In the end, I received a thirteen-page, 3,778-word draft containing six citations and additional references. The overall quality was solid, though the number of cited sources could be improved. The report successfully integrated complex and contradictory concepts, uncovering novel connections I hadn’t anticipated. It cited only high-quality academic sources, with accurate quotation content. While I can't guarantee complete factual accuracy (though I found no obvious errors), if this were submitted by a first-year PhD student, I would be satisfied. Here are a few excerpts explaining why I’m so impressed (full results here).

The citation quality marks a clear advancement. These aren’t typical AI hallucinations or fabricated paper references, but legitimate, high-quality academic sources—including pioneering work by my colleagues Saerom (Ronnie) Lee and Daniel Kim. When I clicked the citation links, they not only led to the correct papers but often jumped directly to highlighted quoted sections. Despite current limitations—the AI can only access content it finds and reads within minutes, and paywalled articles remain inaccessible—this represents a fundamental leap in AI’s ability to handle academic literature. For the first time, an AI isn’t merely summarizing research but actively engaging with it in a manner close to human scholarly practice.

Notably, Google launched a similarly named product, Deep Research, last month (sigh). Google’s system provides more citations, but source quality varies widely, often mixing random websites (accessing paywalled content and books remains a challenge for all agents). Unlike OpenAI’s research agent, Google’s system appears to gather all documents at once rather than through exploratory discovery. Moreover, since Google’s version currently runs on the older Gemini 1.5 model (without reasoning capabilities), its summaries are more superficial, though generally sound and error-free. In essence, its output resembles that of a very strong undergraduate student.
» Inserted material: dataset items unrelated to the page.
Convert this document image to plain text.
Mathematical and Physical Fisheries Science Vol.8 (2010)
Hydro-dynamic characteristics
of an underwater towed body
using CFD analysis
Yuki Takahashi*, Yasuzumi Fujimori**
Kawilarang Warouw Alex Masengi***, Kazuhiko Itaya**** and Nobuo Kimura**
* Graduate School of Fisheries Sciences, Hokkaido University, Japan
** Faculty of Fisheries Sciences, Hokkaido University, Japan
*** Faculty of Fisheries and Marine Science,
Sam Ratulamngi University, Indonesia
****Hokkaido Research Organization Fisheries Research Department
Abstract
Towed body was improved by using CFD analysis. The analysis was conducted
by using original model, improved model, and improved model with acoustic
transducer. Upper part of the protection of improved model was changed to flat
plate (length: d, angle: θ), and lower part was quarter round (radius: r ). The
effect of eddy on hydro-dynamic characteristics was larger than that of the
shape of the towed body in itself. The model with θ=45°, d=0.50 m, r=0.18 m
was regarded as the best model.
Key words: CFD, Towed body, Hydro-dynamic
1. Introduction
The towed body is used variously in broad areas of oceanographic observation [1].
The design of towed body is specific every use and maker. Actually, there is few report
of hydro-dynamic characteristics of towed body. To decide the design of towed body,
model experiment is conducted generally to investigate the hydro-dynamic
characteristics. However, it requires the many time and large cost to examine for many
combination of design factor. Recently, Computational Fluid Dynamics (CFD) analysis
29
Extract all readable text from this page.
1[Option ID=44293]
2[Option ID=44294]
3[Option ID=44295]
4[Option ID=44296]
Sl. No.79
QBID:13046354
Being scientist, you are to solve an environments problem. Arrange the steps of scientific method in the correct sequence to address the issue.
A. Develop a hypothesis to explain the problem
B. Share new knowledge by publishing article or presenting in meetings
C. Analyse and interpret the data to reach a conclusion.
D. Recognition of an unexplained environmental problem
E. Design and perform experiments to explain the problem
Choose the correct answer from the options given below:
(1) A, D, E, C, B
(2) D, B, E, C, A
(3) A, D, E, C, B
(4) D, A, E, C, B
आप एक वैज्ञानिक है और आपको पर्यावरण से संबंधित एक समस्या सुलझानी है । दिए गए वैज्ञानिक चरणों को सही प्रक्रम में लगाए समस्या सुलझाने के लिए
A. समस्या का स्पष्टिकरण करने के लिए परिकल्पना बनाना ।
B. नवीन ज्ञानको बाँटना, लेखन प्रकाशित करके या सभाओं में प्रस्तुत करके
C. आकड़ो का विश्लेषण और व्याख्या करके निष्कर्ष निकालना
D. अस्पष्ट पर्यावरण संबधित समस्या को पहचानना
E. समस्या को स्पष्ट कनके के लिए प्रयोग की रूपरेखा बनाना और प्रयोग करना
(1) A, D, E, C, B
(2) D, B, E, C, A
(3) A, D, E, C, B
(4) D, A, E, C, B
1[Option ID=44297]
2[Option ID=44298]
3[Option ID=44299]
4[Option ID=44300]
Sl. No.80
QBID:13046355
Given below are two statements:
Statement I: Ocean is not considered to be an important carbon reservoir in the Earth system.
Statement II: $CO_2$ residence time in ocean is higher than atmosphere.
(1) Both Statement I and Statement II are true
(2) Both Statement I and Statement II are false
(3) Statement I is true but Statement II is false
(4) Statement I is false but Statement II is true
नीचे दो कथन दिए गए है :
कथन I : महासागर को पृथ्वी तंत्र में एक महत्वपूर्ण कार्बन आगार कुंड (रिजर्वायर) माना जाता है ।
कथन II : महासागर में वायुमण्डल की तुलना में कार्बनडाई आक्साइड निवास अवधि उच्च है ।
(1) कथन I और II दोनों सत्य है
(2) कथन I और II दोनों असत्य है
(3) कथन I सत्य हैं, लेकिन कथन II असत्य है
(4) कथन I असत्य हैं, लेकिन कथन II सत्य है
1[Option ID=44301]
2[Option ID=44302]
To put this in perspective: both OpenAI and Google’s research agents accomplish work that would normally take humans hours. The difference is OpenAI’s system achieves analysis approaching doctoral research standards, while Google’s output is closer to that of a strong undergraduate. In OpenAI’s official announcement, they make bold claims, presenting charts showing their agent can handle 15% of high-economic-value research projects and 9% of extremely high-value ones. While the exact methodology behind these figures hasn’t been disclosed—and thus warrants some skepticism—my firsthand experience suggests these claims aren’t entirely exaggerated. Deep Research truly delivers complex, valuable analysis in minutes instead of hours. Given the pace of progress, I believe Google won’t let this gap persist long. In the coming months, we’re likely to see rapid improvements in research agent capabilities.
Technological Synergy
Current trends indicate that the technologies being built by major AI labs aren’t just being stitched together—they’re interacting synergistically to become more effective. Reasoning systems (reasoners) provide robust logical analysis, while agent systems give these reasoning engines the ability to act autonomously. Today, we're in the era of narrow-domain agents like Deep Research, focused on specific tasks because even today’s most advanced reasoning systems haven’t yet achieved general-purpose autonomy. Yet “narrow” doesn’t mean limited—these systems already perform complex work once requiring highly paid expert teams or professional consulting firms.
Certainly, this doesn’t mean experts and consultants will be replaced. On the contrary, as they shift from direct execution to coordinating and validating AI outputs, their expert judgment will become even more critical. But AI labs aim far beyond this. They seek to unlock general-purpose agents through more powerful models, enabling systems to transcend narrow tasks and become truly autonomous digital workers. Such agents could browse the web independently, process multimodal data (text, images, audio), and take meaningful actions in the real world. While Operator shows we’re not there yet, Deep Research proves we’re steadily moving in that direction.